Shouldn’t I remember life back in the dark ages (or am I thinking of the FUTURE Digital Dark Age?) when there was no personal or professional digital identify – or at least, there will be no discernible distinction between a personal and digital identity, in a Technology Singularity, post-human world? Does this still make me human, or am I transitioning to a higher state?

Instead, I seek to get my family ‘hooked’ – I am so concerned with perpetuating the ‘digital virus‘ at home and at work: I ‘drop round’ to make sure my mother’s wifi works at optimal speed, ensuring the laptop and iDevice that I got her has constant connection; that everything is ‘virus free’ (who would want to plant a data virus on my mother’s ‘Smurfs’ app usage?); I make sure that my FaceTime and Skype connections to my father are working; I video chat with my niece on her birthday; I facebook my cousin while she is in the waiting room, while her son is in surgery in a hospital.

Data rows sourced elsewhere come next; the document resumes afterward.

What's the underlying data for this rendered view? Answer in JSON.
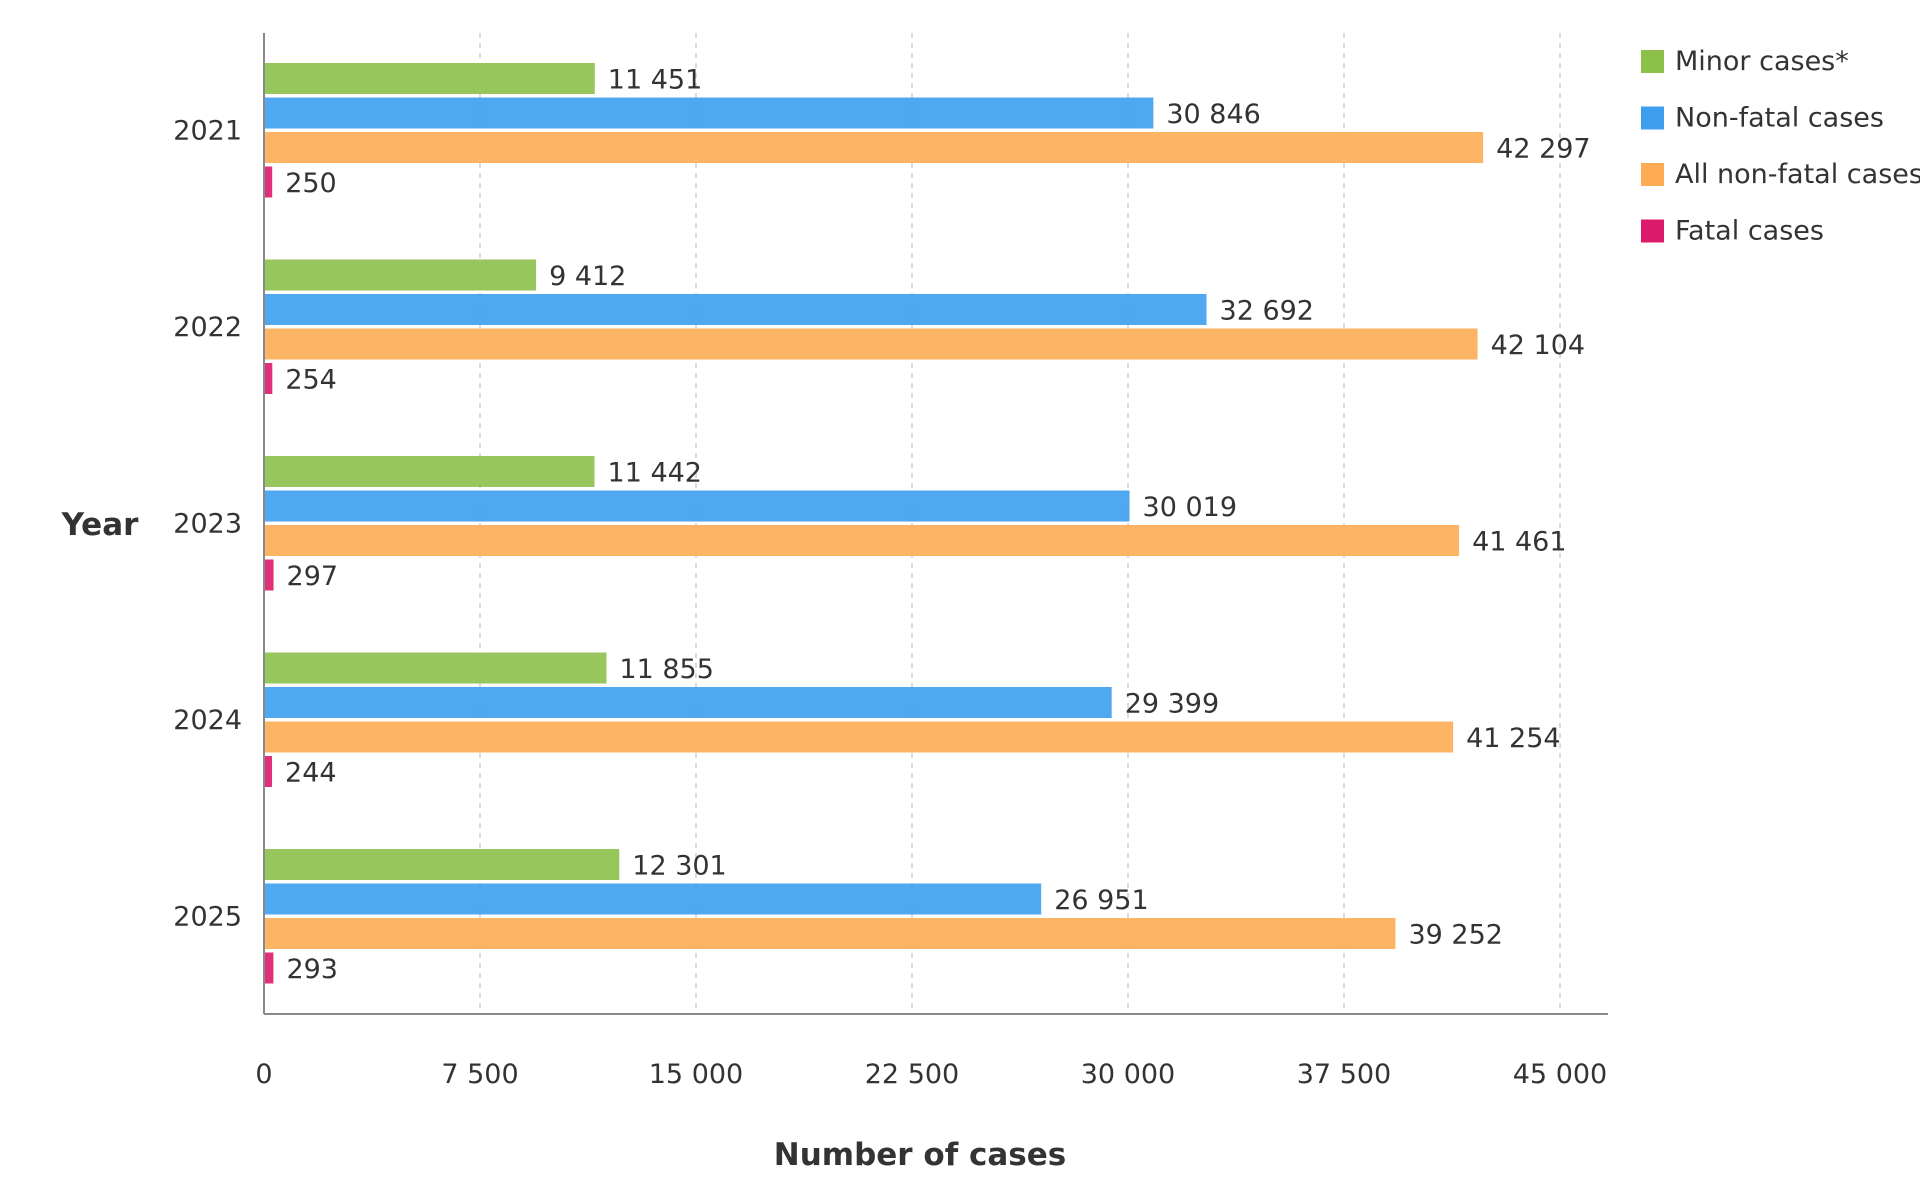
{
  "chart_data": {
    "type": "bar",
    "orientation": "horizontal",
    "categories": [
      "2021",
      "2022",
      "2023",
      "2024",
      "2025"
    ],
    "series": [
      {
        "name": "Minor cases*",
        "color": "#8cc04b",
        "values": [
          11451,
          9412,
          11442,
          11855,
          12301
        ],
        "labels": [
          "11 451",
          "9 412",
          "11 442",
          "11 855",
          "12 301"
        ]
      },
      {
        "name": "Non-fatal cases",
        "color": "#3d9ef0",
        "values": [
          30846,
          32692,
          30019,
          29399,
          26951
        ],
        "labels": [
          "30 846",
          "32 692",
          "30 019",
          "29 399",
          "26 951"
        ]
      },
      {
        "name": "All non-fatal cases",
        "color": "#fdac54",
        "values": [
          42297,
          42104,
          41461,
          41254,
          39252
        ],
        "labels": [
          "42 297",
          "42 104",
          "41 461",
          "41 254",
          "39 252"
        ]
      },
      {
        "name": "Fatal cases",
        "color": "#dc1a6a",
        "values": [
          250,
          254,
          297,
          244,
          293
        ],
        "labels": [
          "250",
          "254",
          "297",
          "244",
          "293"
        ]
      }
    ],
    "xlim": [
      0,
      45000
    ],
    "xticks": [
      0,
      7500,
      15000,
      22500,
      30000,
      37500,
      45000
    ],
    "xtick_labels": [
      "0",
      "7 500",
      "15 000",
      "22 500",
      "30 000",
      "37 500",
      "45 000"
    ],
    "xlabel": "Number of cases",
    "ylabel": "Year",
    "grid": "vertical dashed",
    "legend": "top-right"
  }
}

I wonder if I should be feeling some sort of guilt about secondary and tertiary bullying to ensure that my 90-year old grandparents become hooked; and that we can all participate in digital e-Health (lightyears before the government) so that my grandfather can videochat with any of his 8 children, 47 grandchildren and exponentially increasing great-grandchildren and 5th generation offspring with his third generation iDevice tablet and 5th generation smart phone, if he or my grandmother become unwell? It seems that we trust our private family technology network before we trust the phone to call an ambulance!

And yet, we still insist on printing documents at work.

In thinking about this, making the choice to quit my last job when my boss didn’t trust the technology that he had invested hundreds of thousands of dollars in ensuring existed to facilitate virtual connectivity and productivity, because he wanted me to remain geographically located with him, instead of with my stakeholders, doesn’t seem like such a bad decision. Except when I am interrupted checking my email, on the way to getting milk and bread by the pet store owner, asking after my dogs.

However, this seems to be a common bullying tactic by dinosaurs to remain surrounded by their food, in their lair – the resistance to allow employees to actually use the technology that they spend 15 hours per day designing, planning, installing, training and patting each other on the back for achieving would seem significant. Have *I* failed in implementing the change management plan which gives my former boss the comfort to evolve, or did we reach the limit of his genetic, professional predisposition to transition into the universe he chose to create (over spending time with his family)? Was I really seeking to ‘un-plug’ myself, create a digital sabotage event and identity schism between my actual and digital personalities; to create a scenario where I would not be able to reconcile with my digital self in a healthy multiple-personality disenfranchise, breaking the cycle of personal violence between my actual and digital self; seeking some solitude, a good coffee and a pat for the dog?

What would you miss? Asking my grandmother of 92 years, of all today’s ‘mod-cons‘ (many of which I could not possibly do without), which does she think she could not bear to part with? Every time, she says, without hesitation and a wry smile: ‘Running water’.